AH: I’m also a Montessori teacher, work that I dearly love, work which keeps me moving, engaged with people, and communicating on a steady basis. (It also has a lot to do with observation, precision, pattern recognition, and association.) So after a full day of teaching I like to come home and take the needle off the record for a bit. I need quiet and space. Walking, reading, writing, doodling, working on a crossword puzzle, or solitary tasks like that can fill that space.  

I do read a fair amount of non-fiction, and I’m particularly interested in science. I like the names for things, I like to understand how things work. On the other hand, I don’t have a good memory for science – I need to read things over and over. And I read as much poetry as I can get my hands on. I have very smart, talented, and generous friends, and I’m always asking them what I should be reading next.

CH: What is the most recent book of poetry you’ve read?

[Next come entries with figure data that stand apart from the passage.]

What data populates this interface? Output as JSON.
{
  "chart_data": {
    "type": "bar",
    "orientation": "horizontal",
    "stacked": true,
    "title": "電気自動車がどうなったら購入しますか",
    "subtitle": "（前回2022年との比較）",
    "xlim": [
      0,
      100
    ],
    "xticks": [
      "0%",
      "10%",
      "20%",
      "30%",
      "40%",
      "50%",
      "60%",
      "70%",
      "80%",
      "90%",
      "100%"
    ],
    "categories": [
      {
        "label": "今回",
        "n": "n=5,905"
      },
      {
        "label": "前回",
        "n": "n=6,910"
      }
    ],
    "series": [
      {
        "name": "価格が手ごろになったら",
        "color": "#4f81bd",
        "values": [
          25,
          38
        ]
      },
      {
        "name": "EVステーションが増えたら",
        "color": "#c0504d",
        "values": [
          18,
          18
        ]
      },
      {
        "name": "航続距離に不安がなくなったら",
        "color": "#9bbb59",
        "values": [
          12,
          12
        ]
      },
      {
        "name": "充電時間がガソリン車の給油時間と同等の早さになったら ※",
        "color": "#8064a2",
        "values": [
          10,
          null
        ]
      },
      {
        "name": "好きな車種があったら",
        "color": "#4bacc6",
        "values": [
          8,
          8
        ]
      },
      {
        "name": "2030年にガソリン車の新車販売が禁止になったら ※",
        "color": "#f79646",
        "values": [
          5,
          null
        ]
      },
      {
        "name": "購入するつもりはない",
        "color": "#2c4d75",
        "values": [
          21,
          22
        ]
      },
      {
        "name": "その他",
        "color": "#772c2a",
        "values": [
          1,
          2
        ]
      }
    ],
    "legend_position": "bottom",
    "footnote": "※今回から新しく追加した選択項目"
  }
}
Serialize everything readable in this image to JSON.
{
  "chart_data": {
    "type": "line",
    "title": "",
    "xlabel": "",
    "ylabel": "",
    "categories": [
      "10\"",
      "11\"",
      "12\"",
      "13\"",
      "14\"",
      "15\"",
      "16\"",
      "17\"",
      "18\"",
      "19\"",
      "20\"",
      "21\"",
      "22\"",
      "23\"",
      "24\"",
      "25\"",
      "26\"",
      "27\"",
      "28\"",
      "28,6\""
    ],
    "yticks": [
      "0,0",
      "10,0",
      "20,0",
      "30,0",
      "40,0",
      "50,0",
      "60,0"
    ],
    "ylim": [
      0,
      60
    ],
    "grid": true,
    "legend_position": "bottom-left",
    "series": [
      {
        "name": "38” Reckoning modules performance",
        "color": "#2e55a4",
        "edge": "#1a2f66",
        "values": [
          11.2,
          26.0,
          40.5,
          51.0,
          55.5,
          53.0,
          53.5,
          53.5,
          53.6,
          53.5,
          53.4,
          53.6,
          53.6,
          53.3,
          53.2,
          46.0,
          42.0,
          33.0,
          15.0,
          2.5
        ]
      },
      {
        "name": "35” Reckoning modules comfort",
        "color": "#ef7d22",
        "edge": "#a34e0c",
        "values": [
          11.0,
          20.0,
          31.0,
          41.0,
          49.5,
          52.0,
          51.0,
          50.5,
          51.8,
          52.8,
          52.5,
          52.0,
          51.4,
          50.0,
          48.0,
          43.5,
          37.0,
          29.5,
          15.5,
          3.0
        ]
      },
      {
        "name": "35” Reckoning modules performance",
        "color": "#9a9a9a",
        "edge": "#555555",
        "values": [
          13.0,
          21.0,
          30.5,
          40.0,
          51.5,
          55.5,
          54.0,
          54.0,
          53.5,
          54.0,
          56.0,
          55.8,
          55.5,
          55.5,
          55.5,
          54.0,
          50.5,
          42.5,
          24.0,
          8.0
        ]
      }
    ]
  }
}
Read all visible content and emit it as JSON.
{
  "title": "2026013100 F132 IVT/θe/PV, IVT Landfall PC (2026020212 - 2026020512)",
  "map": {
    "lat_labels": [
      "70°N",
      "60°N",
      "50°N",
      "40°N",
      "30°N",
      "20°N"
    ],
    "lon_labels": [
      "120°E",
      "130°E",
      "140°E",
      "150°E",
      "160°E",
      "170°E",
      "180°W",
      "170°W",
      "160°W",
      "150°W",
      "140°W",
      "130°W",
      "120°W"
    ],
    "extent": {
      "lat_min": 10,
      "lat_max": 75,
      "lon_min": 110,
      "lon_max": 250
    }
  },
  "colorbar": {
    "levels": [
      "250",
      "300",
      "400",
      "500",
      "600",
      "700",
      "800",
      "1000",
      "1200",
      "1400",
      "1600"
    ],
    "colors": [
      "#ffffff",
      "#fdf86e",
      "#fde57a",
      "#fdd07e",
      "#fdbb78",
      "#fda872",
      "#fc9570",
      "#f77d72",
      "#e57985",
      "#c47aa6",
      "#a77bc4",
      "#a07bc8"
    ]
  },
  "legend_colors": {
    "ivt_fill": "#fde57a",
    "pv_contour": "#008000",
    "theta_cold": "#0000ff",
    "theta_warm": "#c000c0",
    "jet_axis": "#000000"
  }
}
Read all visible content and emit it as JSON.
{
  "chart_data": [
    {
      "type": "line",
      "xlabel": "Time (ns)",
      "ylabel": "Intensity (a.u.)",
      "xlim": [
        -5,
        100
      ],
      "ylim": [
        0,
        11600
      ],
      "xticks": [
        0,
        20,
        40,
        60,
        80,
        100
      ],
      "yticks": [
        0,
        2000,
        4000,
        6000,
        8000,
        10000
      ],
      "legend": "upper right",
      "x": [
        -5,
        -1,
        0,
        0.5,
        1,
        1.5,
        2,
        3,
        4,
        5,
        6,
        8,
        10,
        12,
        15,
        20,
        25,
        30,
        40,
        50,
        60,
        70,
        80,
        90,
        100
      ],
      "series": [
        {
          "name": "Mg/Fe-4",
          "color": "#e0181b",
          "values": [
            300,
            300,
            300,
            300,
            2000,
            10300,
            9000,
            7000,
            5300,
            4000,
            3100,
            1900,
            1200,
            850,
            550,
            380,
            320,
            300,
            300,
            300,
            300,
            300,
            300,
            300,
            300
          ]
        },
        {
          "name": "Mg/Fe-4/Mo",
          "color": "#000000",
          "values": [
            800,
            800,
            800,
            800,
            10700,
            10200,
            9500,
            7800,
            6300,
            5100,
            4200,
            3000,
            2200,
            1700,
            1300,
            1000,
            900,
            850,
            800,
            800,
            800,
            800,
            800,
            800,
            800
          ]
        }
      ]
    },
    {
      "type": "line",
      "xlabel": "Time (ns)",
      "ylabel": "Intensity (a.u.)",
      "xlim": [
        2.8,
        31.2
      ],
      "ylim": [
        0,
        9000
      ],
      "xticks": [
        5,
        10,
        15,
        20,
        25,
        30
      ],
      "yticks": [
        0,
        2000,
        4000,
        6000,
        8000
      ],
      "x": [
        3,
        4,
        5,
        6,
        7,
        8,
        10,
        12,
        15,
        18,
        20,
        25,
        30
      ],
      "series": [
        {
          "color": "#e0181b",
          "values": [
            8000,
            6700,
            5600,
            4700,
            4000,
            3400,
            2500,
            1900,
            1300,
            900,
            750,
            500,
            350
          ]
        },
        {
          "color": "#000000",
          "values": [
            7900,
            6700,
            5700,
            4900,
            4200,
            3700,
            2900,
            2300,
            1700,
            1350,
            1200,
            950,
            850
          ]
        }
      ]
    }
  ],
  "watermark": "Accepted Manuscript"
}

AH: I tend to read many books at once. I’ve just finished Carrie Fountain’s marvelous book The Life. I’ve got African American Poetry: 250 Years of Struggle and Song (ed. Kevin Young) on my desk that I read in regularly, as well as the Franklin edition of Emily Dickinson; she’s a beloved and consistent favorite. Waiting in the wings: Terrance Hayes’ To Float in the Space Between; Darren C. Demaree’s a child walks in the dark, Katie Peterson’s Life in a Field, and Garous Abdolmalekian’s Lean Against This Late Hour. I tend to keep a shopping cart open at Bookshop and then treat myself to books when I can.